Teaching a New Testament class on some of the “general epistles” I keep several translations with me. I will use my Nook and the Olive Tree Bible Reader to compare, take notes, etc.
While the Common English Bible certainly has a lower reading level than more “literal” translations, what continues to impress me about the CEB is it is truly a translation. They have not aimed for common language alone. It is about clarity. They don’t stretch for common language by paraphrasing.
Some word choices in 2 Peter are intriguing me.
2 Peter 2:1-4 (CEB):
1 But false prophets also arose among the people. In the same way, false teachers will come among you. They will introduce destructive opinions and deny the master who bought them, bringing quick destruction on themselves. 2 Many will follow them in their unrestrained immorality, and because of these false teachers the way of truth will be slandered. 3 In their greed they will take advantage of you with lies.
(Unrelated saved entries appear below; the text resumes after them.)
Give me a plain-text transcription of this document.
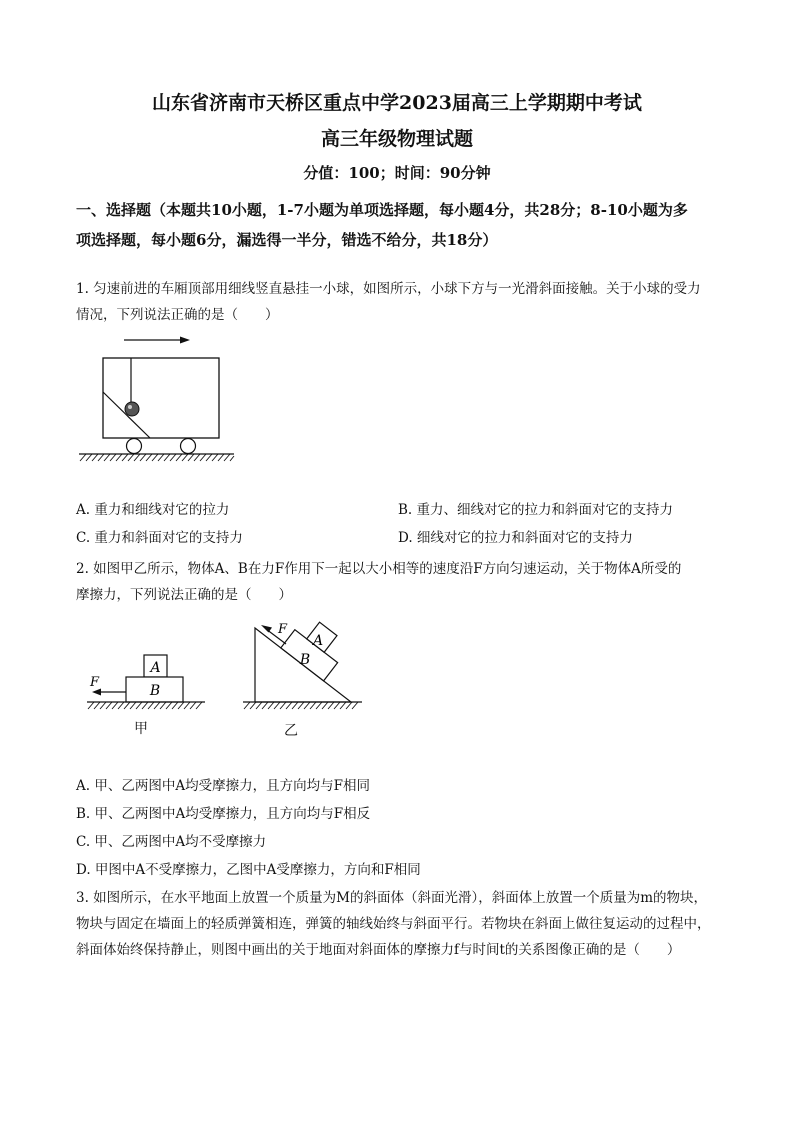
山东省济南市天桥区重点中学2023届高三上学期期中考试
高三年级物理试题
分值：100；时间：90分钟
一、选择题（本题共10小题，1-7小题为单项选择题，每小题4分，共28分；8-10小题为多
项选择题，每小题6分，漏选得一半分，错选不给分，共18分）
1. 匀速前进的车厢顶部用细线竖直悬挂一小球，如图所示，小球下方与一光滑斜面接触。关于小球的受力
情况，下列说法正确的是（　　）
A. 重力和细线对它的拉力	B. 重力、细线对它的拉力和斜面对它的支持力
C. 重力和斜面对它的支持力	D. 细线对它的拉力和斜面对它的支持力
2. 如图甲乙所示，物体A、B在力F作用下一起以大小相等的速度沿F方向匀速运动，关于物体A所受的
摩擦力，下列说法正确的是（　　）
A
B
F
甲
B
A
F
乙
A. 甲、乙两图中A均受摩擦力，且方向均与F相同
B. 甲、乙两图中A均受摩擦力，且方向均与F相反
C. 甲、乙两图中A均不受摩擦力
D. 甲图中A不受摩擦力，乙图中A受摩擦力，方向和F相同
3. 如图所示，在水平地面上放置一个质量为M的斜面体（斜面光滑），斜面体上放置一个质量为m的物块，
物块与固定在墙面上的轻质弹簧相连，弹簧的轴线始终与斜面平行。若物块在斜面上做往复运动的过程中，
斜面体始终保持静止，则图中画出的关于地面对斜面体的摩擦力f与时间t的关系图像正确的是（　　）
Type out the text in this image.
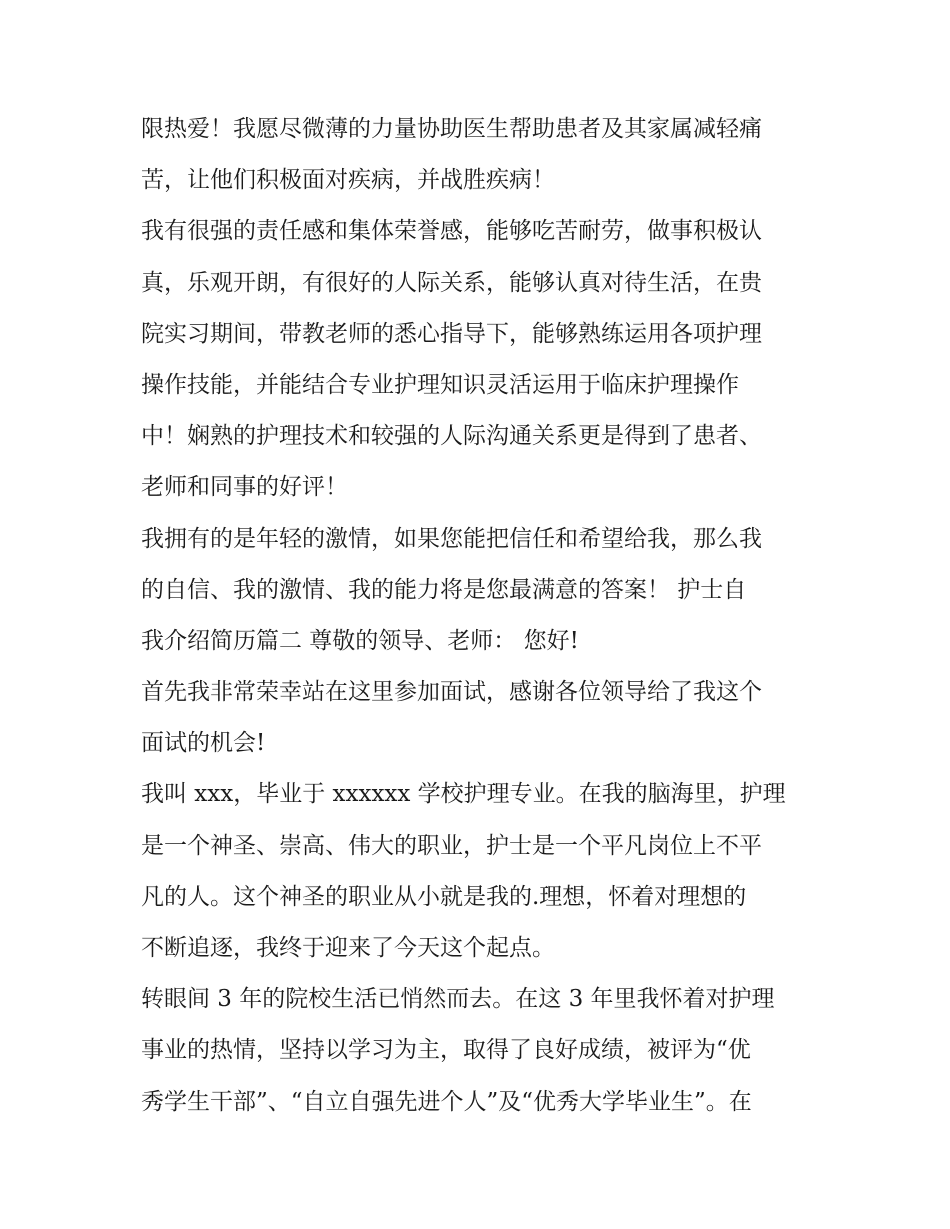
限热爱！我愿尽微薄的力量协助医生帮助患者及其家属减轻痛
苦，让他们积极面对疾病，并战胜疾病！
我有很强的责任感和集体荣誉感，能够吃苦耐劳，做事积极认
真，乐观开朗，有很好的人际关系，能够认真对待生活，在贵
院实习期间，带教老师的悉心指导下，能够熟练运用各项护理
操作技能，并能结合专业护理知识灵活运用于临床护理操作
中！娴熟的护理技术和较强的人际沟通关系更是得到了患者、
老师和同事的好评！
我拥有的是年轻的激情，如果您能把信任和希望给我，那么我
的自信、我的激情、我的能力将是您最满意的答案！ 护士自
我介绍简历篇二 尊敬的领导、老师： 您好!
首先我非常荣幸站在这里参加面试，感谢各位领导给了我这个
面试的机会!
我叫 xxx，毕业于 xxxxxx 学校护理专业。在我的脑海里，护理
是一个神圣、崇高、伟大的职业，护士是一个平凡岗位上不平
凡的人。这个神圣的职业从小就是我的.理想，怀着对理想的
不断追逐，我终于迎来了今天这个起点。
转眼间 3 年的院校生活已悄然而去。在这 3 年里我怀着对护理
事业的热情，坚持以学习为主，取得了良好成绩，被评为“优
秀学生干部”、“自立自强先进个人”及“优秀大学毕业生”。在
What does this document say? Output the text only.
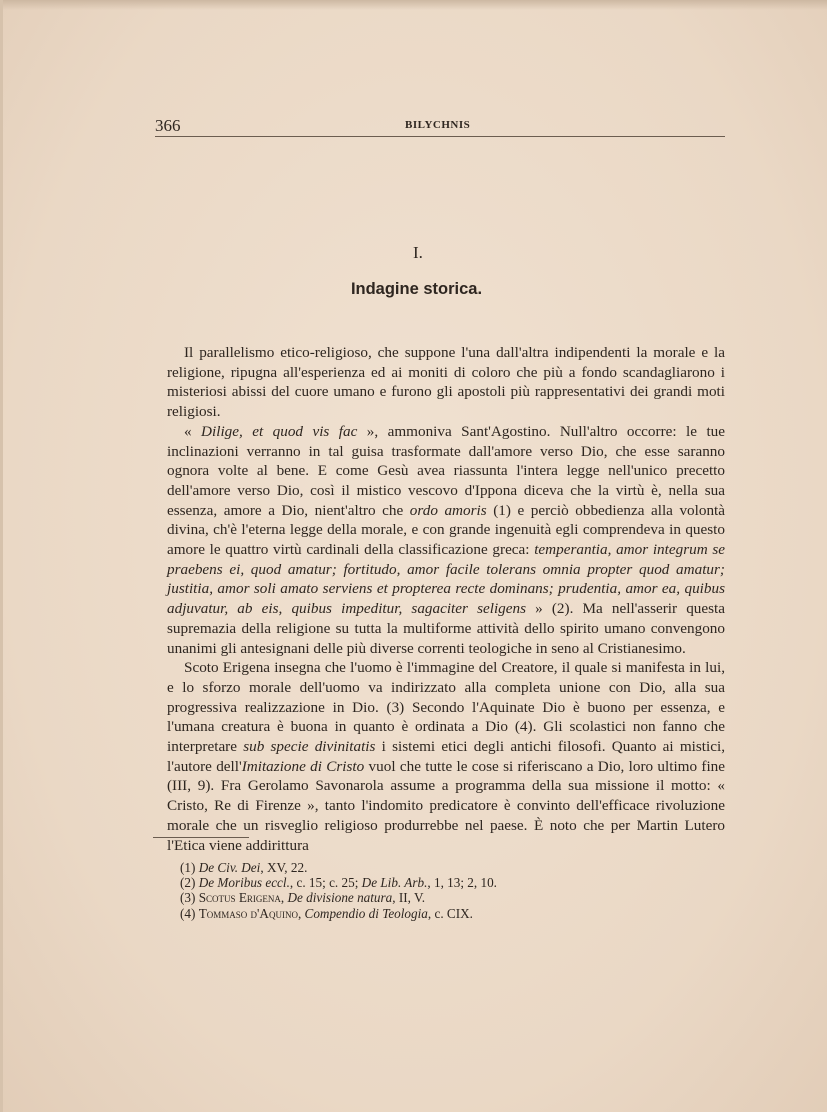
366	BILYCHNIS
I.
Indagine storica.

Il parallelismo etico-religioso, che suppone l'una dall'altra indipendenti la morale e la religione, ripugna all'esperienza ed ai moniti di coloro che più a fondo scandagliarono i misteriosi abissi del cuore umano e furono gli apostoli più rappresentativi dei grandi moti religiosi.

« Dilige, et quod vis fac », ammoniva Sant'Agostino. Null'altro occorre: le tue inclinazioni verranno in tal guisa trasformate dall'amore verso Dio, che esse saranno ognora volte al bene. E come Gesù avea riassunta l'intera legge nell'unico precetto dell'amore verso Dio, così il mistico vescovo d'Ippona diceva che la virtù è, nella sua essenza, amore a Dio, nient'altro che ordo amoris (1) e perciò obbedienza alla volontà divina, ch'è l'eterna legge della morale, e con grande ingenuità egli comprendeva in questo amore le quattro virtù cardinali della classificazione greca: temperantia, amor integrum se praebens ei, quod amatur; fortitudo, amor facile tolerans omnia propter quod amatur; justitia, amor soli amato serviens et propterea recte dominans; prudentia, amor ea, quibus adjuvatur, ab eis, quibus impeditur, sagaciter seligens » (2). Ma nell'asserir questa supremazia della religione su tutta la multiforme attività dello spirito umano convengono unanimi gli antesignani delle più diverse correnti teologiche in seno al Cristianesimo.

Scoto Erigena insegna che l'uomo è l'immagine del Creatore, il quale si manifesta in lui, e lo sforzo morale dell'uomo va indirizzato alla completa unione con Dio, alla sua progressiva realizzazione in Dio. (3) Secondo l'Aquinate Dio è buono per essenza, e l'umana creatura è buona in quanto è ordinata a Dio (4). Gli scolastici non fanno che interpretare sub specie divinitatis i sistemi etici degli antichi filosofi. Quanto ai mistici, l'autore dell'Imitazione di Cristo vuol che tutte le cose si riferiscano a Dio, loro ultimo fine (III, 9). Fra Gerolamo Savonarola assume a programma della sua missione il motto: « Cristo, Re di Firenze », tanto l'indomito predicatore è convinto dell'efficace rivoluzione morale che un risveglio religioso produrrebbe nel paese. È noto che per Martin Lutero l'Etica viene addirittura

(1) De Civ. Dei, XV, 22.
(2) De Moribus eccl., c. 15; c. 25; De Lib. Arb., 1, 13; 2, 10.
(3) Scotus Erigena, De divisione natura, II, V.
(4) Tommaso d'Aquino, Compendio di Teologia, c. CIX.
The judgment pronounced against them long ago hasn’t fallen idle, nor is their destruction sleeping.
4 God didn’t spare the angels when they sinned but cast them into the lowest level of the underworld and committed them to chains of darkness, keeping them there until the judgment.
Two places specifically are interesting when compared with a more “literal” translation like the ESV:
But false prophets also arose among the people, just as there will be false teachers among you, who will secretly bring in destructive heresies, even denying the Master who bought them, bringing upon themselves swift destruction.2 And many will follow their sensuality, and because of them the way of truth will be blasphemed. 3 And in their greed they will exploit you with false words. Their condemnation from long ago is not idle, and their destruction is not asleep.
4 For if God did not spare angels when they sinned, butcast them into hell and committed them to chains of gloomy darkness to be kept until the judgment;
The first is the phrase “destructive heresies” in v. 1 (ESV). The phrase takes the meaning of Peter a bit too far. The CEB goes with “destructive opinions” (as does the NRSV). It’s a translator’s choice, but probably staying more in line with what Peter is getting at.
The second is “hell.” That word has more permanence attache to it in our own minds (unless you’re an annihilationist, of course). Even in that sense there is the thought of finality. The ESV footnotes it, but only to use the Greek word “Tartarus.” (Well, now, THAT is helpful!)
Tartarus was a place in Greek mythology, a subterranean abyss where disobedient gods and rebellious human beings were consigned. It is not a place of permanent judgment. Thus, the New Jerusalem Bible, and CEB, using “underworld” might be a better fit.
Again, just interesting notes that keep me intrigued with the CEB. Certainly there is disagreement on which words to use in translation, but it shows me it is truly a translation. They are not trying to “dumb down” Scripture. They are really trying to communicate clearly.